One of my first acts as Agriculture Critic in 2014 was to attend and participate in the State and Rural Leaders (SARL) Summit in Oklahoma City, Oklahoma during the first week of January. Unfortunately my flight was cancelled. I was very disappointed I couldn’t be there, but I’ve been invited back next year.
SARL brings together legislators from states and provinces throughout North America to attend some or part of the Summit. I’d planned to attend a session called “Farm to School, Prison and Beyond” which dealt with the issue of localizing food production and distribution, and was presented by Julie Vanneste who works as the Sustainability Coordinator for the State of Washington’s Department of Corrections. Other sessions dealt with legislation around invasive species, the governance of water, responses to severe weather, and issues facing first responders in rural areas. For more information about the sessions, and to read the summaries of the presentations, see: http://www.agandruralleaders.org/LAC/2014/2014_LAC_Agenda.shtml
In January I attended the annual BC Agriculture Council banquet for the first time and had the pleasure of sitting at a table with the BC Association of Famers Markets. We heard from the Minister of Lands, Steve Thomson, who brought greetings from Minister of Agriculture Pat Pimm, who is recovering from cancer surgery, then from the 4H Club (Head, Heart, Hands and Health), which was celebrating its 100th anniversary; from Lydia Ryall, operator of Cropthorne Farms in Delta and winner of the BC/Yukon Outstanding Young Farmer Award; and of course, from Her Honour the Lieutenant Governor, rancher Judith Guichon.

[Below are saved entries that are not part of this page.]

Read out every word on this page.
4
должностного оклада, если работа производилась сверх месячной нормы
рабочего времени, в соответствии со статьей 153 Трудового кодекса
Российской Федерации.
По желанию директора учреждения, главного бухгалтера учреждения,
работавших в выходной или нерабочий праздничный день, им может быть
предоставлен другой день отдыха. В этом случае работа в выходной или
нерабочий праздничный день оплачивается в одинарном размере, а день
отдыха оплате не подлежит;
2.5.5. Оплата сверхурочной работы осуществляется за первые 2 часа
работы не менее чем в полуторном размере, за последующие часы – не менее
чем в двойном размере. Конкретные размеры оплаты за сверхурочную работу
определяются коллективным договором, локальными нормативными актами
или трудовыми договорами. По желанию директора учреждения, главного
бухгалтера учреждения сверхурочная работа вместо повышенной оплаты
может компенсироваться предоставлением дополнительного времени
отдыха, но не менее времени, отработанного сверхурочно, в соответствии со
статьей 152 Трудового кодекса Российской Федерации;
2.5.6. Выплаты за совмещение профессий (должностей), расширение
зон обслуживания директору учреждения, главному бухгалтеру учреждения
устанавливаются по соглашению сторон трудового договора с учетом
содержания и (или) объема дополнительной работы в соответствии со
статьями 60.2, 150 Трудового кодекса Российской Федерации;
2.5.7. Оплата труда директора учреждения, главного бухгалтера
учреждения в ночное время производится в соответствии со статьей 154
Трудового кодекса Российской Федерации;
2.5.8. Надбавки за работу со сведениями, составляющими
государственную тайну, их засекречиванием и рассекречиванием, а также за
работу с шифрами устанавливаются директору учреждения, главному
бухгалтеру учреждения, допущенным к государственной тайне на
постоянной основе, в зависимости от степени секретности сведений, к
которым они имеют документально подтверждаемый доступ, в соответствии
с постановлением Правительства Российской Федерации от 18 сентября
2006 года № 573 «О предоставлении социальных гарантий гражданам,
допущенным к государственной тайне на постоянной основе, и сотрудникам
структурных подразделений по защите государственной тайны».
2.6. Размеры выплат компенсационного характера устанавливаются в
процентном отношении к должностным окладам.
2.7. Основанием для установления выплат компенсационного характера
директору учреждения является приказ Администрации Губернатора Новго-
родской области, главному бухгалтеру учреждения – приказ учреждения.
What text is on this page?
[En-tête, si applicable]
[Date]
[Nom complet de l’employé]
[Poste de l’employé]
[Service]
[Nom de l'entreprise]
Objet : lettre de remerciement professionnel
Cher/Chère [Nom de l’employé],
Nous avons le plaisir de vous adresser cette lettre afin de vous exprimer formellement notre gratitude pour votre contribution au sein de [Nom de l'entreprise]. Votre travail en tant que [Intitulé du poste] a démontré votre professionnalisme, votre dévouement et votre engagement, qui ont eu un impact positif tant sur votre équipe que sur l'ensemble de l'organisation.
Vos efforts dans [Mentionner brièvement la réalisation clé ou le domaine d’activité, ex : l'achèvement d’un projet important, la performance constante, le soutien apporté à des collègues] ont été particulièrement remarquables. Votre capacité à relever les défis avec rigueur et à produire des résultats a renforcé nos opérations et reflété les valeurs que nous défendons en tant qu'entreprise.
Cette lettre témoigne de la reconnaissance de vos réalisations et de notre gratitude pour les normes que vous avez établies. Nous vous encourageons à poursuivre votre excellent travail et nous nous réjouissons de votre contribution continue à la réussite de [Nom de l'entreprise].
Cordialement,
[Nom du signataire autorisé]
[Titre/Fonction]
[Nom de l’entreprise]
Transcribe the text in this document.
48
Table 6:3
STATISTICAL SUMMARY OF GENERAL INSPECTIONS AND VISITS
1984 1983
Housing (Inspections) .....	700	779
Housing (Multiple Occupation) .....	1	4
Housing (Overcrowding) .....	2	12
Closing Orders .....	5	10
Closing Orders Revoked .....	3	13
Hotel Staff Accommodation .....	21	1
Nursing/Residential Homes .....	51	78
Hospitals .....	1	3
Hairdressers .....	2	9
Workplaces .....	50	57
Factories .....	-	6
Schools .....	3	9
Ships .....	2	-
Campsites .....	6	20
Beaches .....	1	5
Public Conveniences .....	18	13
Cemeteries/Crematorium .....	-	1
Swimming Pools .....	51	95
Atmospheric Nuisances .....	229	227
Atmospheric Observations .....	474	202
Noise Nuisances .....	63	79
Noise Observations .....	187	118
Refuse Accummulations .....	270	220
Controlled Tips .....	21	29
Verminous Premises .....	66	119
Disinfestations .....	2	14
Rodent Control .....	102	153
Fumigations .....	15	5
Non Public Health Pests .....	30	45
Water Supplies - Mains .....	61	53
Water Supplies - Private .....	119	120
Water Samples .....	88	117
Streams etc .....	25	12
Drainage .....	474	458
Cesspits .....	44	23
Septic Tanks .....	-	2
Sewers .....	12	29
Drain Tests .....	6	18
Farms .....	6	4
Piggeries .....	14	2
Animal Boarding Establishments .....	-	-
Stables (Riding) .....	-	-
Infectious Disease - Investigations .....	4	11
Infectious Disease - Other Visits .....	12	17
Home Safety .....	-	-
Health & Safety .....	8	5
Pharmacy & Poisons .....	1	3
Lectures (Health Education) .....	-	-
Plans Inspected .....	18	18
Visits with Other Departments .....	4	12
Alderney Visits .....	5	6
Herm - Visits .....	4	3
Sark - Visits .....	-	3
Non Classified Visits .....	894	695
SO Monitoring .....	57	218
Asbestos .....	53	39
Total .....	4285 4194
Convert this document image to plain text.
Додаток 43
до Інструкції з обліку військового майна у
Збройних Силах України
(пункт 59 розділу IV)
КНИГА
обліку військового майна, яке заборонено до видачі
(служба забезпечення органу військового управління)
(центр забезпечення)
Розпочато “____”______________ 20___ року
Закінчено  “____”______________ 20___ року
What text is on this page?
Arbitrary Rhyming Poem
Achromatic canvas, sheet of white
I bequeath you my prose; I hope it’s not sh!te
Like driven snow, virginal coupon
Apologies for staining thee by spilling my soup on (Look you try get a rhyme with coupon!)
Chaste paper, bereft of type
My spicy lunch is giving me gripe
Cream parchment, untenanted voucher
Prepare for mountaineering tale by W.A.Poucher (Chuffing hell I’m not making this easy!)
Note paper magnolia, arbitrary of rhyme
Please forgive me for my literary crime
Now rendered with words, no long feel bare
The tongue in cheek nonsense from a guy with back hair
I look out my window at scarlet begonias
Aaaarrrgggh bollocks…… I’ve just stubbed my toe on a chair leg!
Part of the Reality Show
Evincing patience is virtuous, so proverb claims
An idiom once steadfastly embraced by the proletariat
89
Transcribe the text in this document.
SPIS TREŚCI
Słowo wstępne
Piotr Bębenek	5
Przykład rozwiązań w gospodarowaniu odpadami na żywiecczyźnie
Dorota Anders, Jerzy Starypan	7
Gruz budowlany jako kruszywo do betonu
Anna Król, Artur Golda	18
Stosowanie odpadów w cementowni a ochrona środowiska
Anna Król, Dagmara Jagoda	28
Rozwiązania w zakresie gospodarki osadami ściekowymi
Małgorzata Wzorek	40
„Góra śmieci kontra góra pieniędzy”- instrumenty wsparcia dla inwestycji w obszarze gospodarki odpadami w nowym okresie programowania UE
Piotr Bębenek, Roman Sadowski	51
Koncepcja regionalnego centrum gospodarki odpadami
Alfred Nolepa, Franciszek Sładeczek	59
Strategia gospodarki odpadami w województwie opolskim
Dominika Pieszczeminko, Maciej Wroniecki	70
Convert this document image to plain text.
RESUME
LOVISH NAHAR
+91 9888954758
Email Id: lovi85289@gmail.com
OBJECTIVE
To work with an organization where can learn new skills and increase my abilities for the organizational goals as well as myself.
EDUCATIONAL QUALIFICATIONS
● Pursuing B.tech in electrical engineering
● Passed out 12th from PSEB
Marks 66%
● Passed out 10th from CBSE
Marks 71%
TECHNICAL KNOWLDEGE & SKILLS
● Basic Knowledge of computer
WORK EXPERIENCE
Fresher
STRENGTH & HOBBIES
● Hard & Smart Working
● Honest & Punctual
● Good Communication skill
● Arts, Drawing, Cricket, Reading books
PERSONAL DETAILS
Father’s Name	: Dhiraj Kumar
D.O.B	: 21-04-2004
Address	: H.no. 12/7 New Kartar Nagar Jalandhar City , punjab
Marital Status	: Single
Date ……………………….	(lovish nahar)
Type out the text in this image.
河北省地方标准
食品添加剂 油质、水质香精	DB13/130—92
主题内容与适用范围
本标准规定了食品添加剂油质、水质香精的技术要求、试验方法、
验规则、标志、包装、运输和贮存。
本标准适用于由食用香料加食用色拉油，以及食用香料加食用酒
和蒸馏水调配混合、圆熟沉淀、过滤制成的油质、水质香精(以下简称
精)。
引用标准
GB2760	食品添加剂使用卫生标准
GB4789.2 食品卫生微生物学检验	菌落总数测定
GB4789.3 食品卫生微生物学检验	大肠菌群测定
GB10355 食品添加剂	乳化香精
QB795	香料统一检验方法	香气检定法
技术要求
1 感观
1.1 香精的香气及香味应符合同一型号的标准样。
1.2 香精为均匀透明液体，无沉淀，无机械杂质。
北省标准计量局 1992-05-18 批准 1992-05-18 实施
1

While the hearings into the Site C dam were taking place I took the opportunity to visit Fort St. John. Such an important decision with the Provincial interest at stake, I was disappointed and perturbed at the fact that hearings were only taking place in the north. The project has potentially huge implications on the cost of our power, the future of farmland, the importance of respecting First Nations’ heritage and traditional lands, and impact on wildlife, just to name a few areas of concern. The unabashed attitude of the current government towards the Agricultural Land Commission and Reserve makes many wonder if the playing field is being politically tilted towards oil and gas development to the detriment of preserving land for future generations’ agricultural needs.